Caution -- Building Your Own House And Acting Like A Builder Can Expose You To Liability For Defective Construction

By harley erbe

On October 25, 2017, in Sokol v. Morrissey the Iowa Court of Appeals considered a rare case in which someone not in the construction industry decided to serve as the builder for his own house and was later sued for defective construction.  The court of appeals concluded that someone who builds their own house as a hobby can, at least under the circumstances of this case, be considered a "builder-vendor" and liable for defective construction.  The key is whether the person serving as their own builder or general contractor plans to live in the home or intends to sell it.

The Morrisseys decided to build a home for their retirement.  Bob Morrissey, who had never built a home before, acted as the general contractor for the project.  Bob began the home-building process by hiring an architect to design the home and purchasing a tract of land.  He listed himself as the owner and developer of the land.  The Morrisseys also created an informal entity, “Our Home Builders,” which Bob explained was meant to help keep home-building expenses separate from personal expenses.  Bob created business cards for “Our Home Builders” and listed the Morrisseys’ home address as the “business address.”  He gave the cards to businesses involved with the project.  With assistance from a number of subcontractors, Bob began construction.

When Bob had nearly completed construction and the Morrisseys prepared to move, Eileen Morrissey became ill.  They decided against moving and contacted a realtor about selling the newly constructed home.  On the full listing of the property, the realtor identified the builder of the home as “Our Home Builders.”

The Sokols began experiencing problems within three months of moving into the house.  They first noticed issues with the geothermal unit.  Next, electrical issues arose.  The Sokols were unable to locate the security system’s wiring Bob claimed to have installed.  And then various faucets, both inside and out of the home, started leaking.  Nearly five years after the sale, the Sokols wrote to Bob requesting he remedy several issues they continued to experience with the home, including flooding in the basement; leaking from the roof, gutters, and windows; cracking in the siding; rocks falling from the retaining wall; improper installation of the geothermal unit and air conditioner; and faulty electrical wiring.  The Sokols eventually filed suit against the Morriseys, including a claims for defective construction.

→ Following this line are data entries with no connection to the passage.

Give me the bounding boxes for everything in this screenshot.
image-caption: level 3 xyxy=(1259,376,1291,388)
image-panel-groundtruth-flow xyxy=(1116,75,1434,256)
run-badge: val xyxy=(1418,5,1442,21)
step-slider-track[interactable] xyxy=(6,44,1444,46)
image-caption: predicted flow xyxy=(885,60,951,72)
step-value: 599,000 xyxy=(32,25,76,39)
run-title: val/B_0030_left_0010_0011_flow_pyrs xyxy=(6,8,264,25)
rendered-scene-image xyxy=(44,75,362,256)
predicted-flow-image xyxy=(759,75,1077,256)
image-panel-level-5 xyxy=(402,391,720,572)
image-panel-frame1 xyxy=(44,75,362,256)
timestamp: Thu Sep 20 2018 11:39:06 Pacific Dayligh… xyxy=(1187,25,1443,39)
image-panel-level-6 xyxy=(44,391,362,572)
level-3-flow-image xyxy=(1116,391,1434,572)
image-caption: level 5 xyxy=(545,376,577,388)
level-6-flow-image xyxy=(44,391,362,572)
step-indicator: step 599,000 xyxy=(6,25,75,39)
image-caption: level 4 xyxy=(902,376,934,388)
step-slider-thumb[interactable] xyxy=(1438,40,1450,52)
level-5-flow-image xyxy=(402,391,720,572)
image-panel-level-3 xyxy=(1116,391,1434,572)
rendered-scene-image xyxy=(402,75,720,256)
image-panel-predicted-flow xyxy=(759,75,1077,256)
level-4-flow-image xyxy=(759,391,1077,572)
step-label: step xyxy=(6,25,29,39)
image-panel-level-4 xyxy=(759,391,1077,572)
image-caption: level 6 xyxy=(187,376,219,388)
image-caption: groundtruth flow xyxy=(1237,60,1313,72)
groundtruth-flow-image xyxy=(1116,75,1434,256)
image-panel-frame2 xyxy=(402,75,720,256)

On appeal, the issue was whether Bob Morrissey was a "builder-vendor" and subject to liability for defective construction.  The trial court found that the Sokols could not recover for construction defects because Bob Morrissey did not fit the definition of a builder-vendor.  Under Iowa law:

"[A] person who is in the business of building or assembling homes designed for dwelling purposes upon land owned by him, and who then sells the houses, either after they are completed or during the course of their construction, together with the tracts of land upon which they are situated, to members of the buying public.  The term “builder” denotes a general building contractor who controls and directs the construction of a building, has ultimate responsibility for a completion of the whole contract and for putting the structure into permanent form thus, necessarily excluding merchants, material men, artisans, laborers, subcontractors, and employees of a general contractor."

The dispute concerned whether Bob Morrissey built the house with the intent of living in it, in which case he wouldn't be considered a builder-vendor, or with the intent of selling it, in which case he'd be a builder-vendor.  The court of appeals decided that Bob Morrissey was a builder-vendor and could be sued for defective construction.  The Morrisseys finished construction of the home with the intent to sell it.  In addition, the Morrisseys marketed the completed home to the general public.  But most importantly, the Morrisseys presented themselves as builder-vendors.  The Morrisseys did not disclose Bob’s lack of expertise in home-building.  Instead, they promoted the home in a commercial realtor’s listing as being constructed by what sounded like a professional entity.  The advertisement stated: “This unique home was built by Our Home Builders showing overwhelming detail, pride in workmanship and quality throughout.”  The court of appeals thus sent the case back to the trial court for further proceedings on the Sokols' construction defect claim.